05/16/2026
Did you know that blood sugar responses can be different from person to person? They can. In 2015, researchers at the Weizmann Institute studied 800 adults by connecting them to continuous glucose monitors. They then watched what their blood sugar did for a full week after they ate. Each participant ate the same standardized meal four times: 50 grams of carbohydrate from white bread. Identical portion. Identical timing of meals. But, what came back in the form of blood sugar curve data was not identical at all.
People react differently to high carb foods.
The average 2-hour glucose response across the cohort was 44 mg/dL·h. The bottom 10% of responders averaged under 15. The top 10% averaged over 79. Same bread. Same dose. same time of day. But some had more than a fivefold spread in how much their blood glucose rose.
Why?
More important, Zeevi and his colleagues weren't measuring fringe cases. The 800 participants were broadly representative of a Western adult population: 54% were overweight, 22% were obese, 24% with HbA1c in the prediabetic range. None had been diagnosed with type 2 diabetes, but the cohort wasn't strictly "healthy" in any rigorous sense. They were, well, normal.
But the different responses reflect what essentially is going on in the average person. Sure they reflect underlying differences in insulin sensitivity, beta cell function, and metabolic state, that would be expected, especially as the lean mass drops. But, not surprising, people with the higher body fat, higher HbA1c (inflammatory markers), and higher waking glucose tended to spike more.
Again, not surprising, the poorer the physical condition, the worse the response.
What was surprising to the researchers was that the variability extended into the people who had normal blood sugar too. That means that two different adults with the same fasting glucose, the same age, the same body composition can still produce post-bread curves that looked like they belonged to different studies.
Here's the not real surprising part. Most of the residual variation traced to microbiome composition, sleep duration the night before, physical activity around the meal, and what the person had eaten at the previous meal. Each was independently predictive after the standard clinical variables were accounted for.
That means there's a part that doesn't reflect on a nutrition label. The glycemic response of the individual! the index, normally assigned to white bread (around 71 in standard tables), comes from averaging responses across a small group of test subjects, but it's an average and clearly individual responses vary. So, the label tells you about the food, not about your reaction to it. A "high GI" food predicts a high response on average. But, it predicts nothing about your personal response.

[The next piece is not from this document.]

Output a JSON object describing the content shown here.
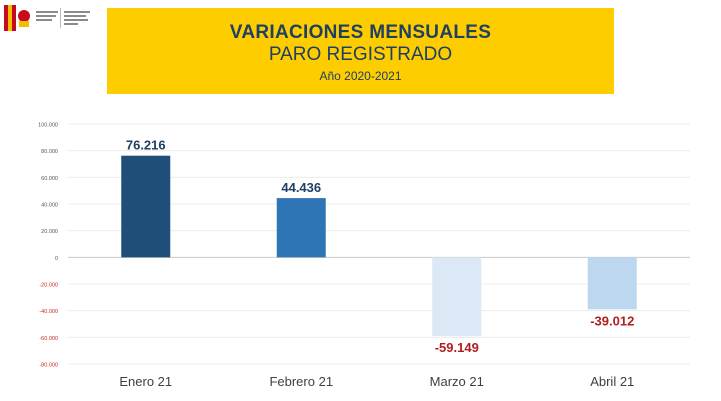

A few things to note about this finding. It is not "Glycemic Index useless" it's just an average. For population-level diet research and food-labeling shorthand, it still works as a general guideline. Be assured, it is not telling us that carbohydrate foods and labels are necessarily deceptive. What it does tell still us is that carbohydrates are overall bad for inflammation, and they still remain the single strongest predictor of glucose response, in general. It just doesnt tell us the whole story, your personal response.
It also does not predict anything, other than tell us that the occasional spike in blood sugar is normal, but that repeated spikes still lead to inflammation, insulin resistance, leptin resistance and a higher risk of disease.
But, it does tell us that some foods are more damaging to some people than others. Those people usually have less sleep, lower lean mass, higher body fat and gut dysbiosis (leaky gut). But it still tells us that continuous spikes, day after day and year after year lead to glycation, oxidative damage, mitochondrial dysfunction, accelerated aging and increased risk of disease.
What can we do?
For most people, the most important thing you can do is to get a CGM or continuous glucose monitor. You can now buy a continuous glucose monitor without a prescription. Stelo (Dexcom), Lingo (Abbott), and Libre Rio (Abbott) are all available over the counter, run roughly $50 to $90 per sensor for two weeks of data, and need no clinical justification. Wear one for two to four weeks.
Eat the foods you normally eat. The patterns are usually obvious within a few days. The foods that consistently spike you are not necessarily the foods that spike anyone else, and they are not necessarily the ones with the worst labels. They are just foods you should avoid.
Keep in mind that the same person eating the same food on different days will likely produce somewhat different responses depending on their sleep, prior meal, hormone cycle, activity and athleticism. Within-person variability is very real, and Tom Wolever has argued, fairly, that part of what looks like between-person variability in studies like Zeevi's is actually day-to-day noise. But the fivefold spread Zeevi documented is too large to be explained by noise alone. The signal is real. The eater shapes the response as much as the food does.
The good news is that we finally have tools cheap enough to find out what our own metabolism actually does. We can use them on the foods we eat most often. The ones that show up over and over are the ones worth knowing about and eliminating. But don't just eliminate, fix. Fix your health, fix your resting glucose, fix your gut.